The Role of Rigid PCBs in Modern Electronics

Some of the main steps of the rigid PCB manufacturing process:

Design: Use computer aided design (CAD) software to design circuit diagrams. The function, size, layout and other factors of the circuit to create an effective and workable design.

Plate making: After the design is complete, the design needs to be converted into the actual circuit board. Through lithography technology, ultraviolet light is irradiated on a copper plate covered with a photosensitive material, and then the part that is not irradiated by ultraviolet light is etched through an acidic solution to form a circuit pattern.

Drilling: Drilling holes in the circuit board to install electronic components. This is done using a CNC drilling machine, which allows drilling to be done precisely at the specified location.
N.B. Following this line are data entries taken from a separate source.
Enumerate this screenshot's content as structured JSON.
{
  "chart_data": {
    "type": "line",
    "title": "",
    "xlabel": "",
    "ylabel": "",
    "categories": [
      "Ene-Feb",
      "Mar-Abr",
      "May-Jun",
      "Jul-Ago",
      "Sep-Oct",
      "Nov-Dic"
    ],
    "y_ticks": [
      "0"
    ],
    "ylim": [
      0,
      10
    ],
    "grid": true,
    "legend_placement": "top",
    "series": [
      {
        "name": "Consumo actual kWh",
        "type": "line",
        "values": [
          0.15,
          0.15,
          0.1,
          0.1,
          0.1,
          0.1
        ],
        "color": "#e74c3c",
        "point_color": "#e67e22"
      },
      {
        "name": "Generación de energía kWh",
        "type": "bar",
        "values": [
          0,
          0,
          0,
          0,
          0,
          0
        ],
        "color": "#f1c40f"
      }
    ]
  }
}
Coating: After drilling, a thin layer of copper needs to be plated on the wall of the hole to ensure the conductivity in the hole, which is achieved by electrochemical deposition.

Patch: Mount electronic components to a circuit board. This is done with an automatic mounter, which can quickly and accurately attach components to the specified position.

Welding: The components are welded together with the circuit board to ensure electrical connections. Use wave soldering or reflow welding method to achieve.

Each step requires precise control and rigorous quality checks to ensure the performance and reliability of the final product.

Rigid printed circuit board (Rigid PCB) is widely used in electronic equipment, its main advantages are as follows:

1. Stability: The main advantage of rigid PCB is its structural stability. Compared to flexible printed circuit boards, rigid PCBS are physically more stable and not easily bent or twisted.

2. Large capacity: Another advantage of rigid PCBS is that they can accommodate more components and connections, supporting larger components and more complex circuit designs.

3. Durability: Rigid PCB has good durability and can maintain its performance under various environmental conditions, including high temperature, high humidity and high pressure.

4. Cost effectiveness: The manufacturing cost of rigid PCB may be higher than that of flexible PCB, but due to its stability and large capacity, rigid PCB can provide higher cost performance.

The advantages of Rigid PCB make it play a vital role in modern electronic equipment. Whether it is stability, large capacity, durability or cost effectiveness, rigid PCBS can meet the needs of a variety of applications.

Electroless Nickel/Immersion Gold (ENIG) is a common surface treatment technique used in the manufacture of Rigid PCB. ENIG surface treatment involves electroplating a layer of nickel on the PCB surface and then plating a thin layer of gold. The nickel layer is mainly used to protect the PCB surface and prevent oxidation, while the gold layer provides good conductivity and weldability. The advantages of ENIG surface treatment include good weldability, long-term storage stability, and environmental resistance. Due to the presence of the gold layer, the ENIG treated PCB can provide stable welding performance, so that the components can be reliably welded to the PCB. The gold layer can also prevent the oxidation of the PCB during storage and improve the storage stability of the PCB. Finally, since both gold and nickel have good corrosion resistance, ENIG treated PCBS can maintain their performance under various environmental conditions.

In the manufacturing process of Rigid PCB, surface treatment is a key step. Organic Solderability Preservative (OSP) is a common surface treatment technique. OSP surface treatment involves coating the PCB surface with a thin layer of organotin protective film. This treatment method provides good welding performance, but also provides a certain amount of environmental protection. The advantages of OSP surface treatment include good weldability, lower cost and environmental protection. Due to the presence of organotin protective film, OSP-treated PCBS can provide stable welding performance, so that components can be reliably welded to the PCB. In addition, the cost of OSP treatment is relatively low, which can reduce the total cost of PCBS. The materials used in the OSP treatment are environmentally friendly and meet the green manufacturing requirements of modern electronic devices.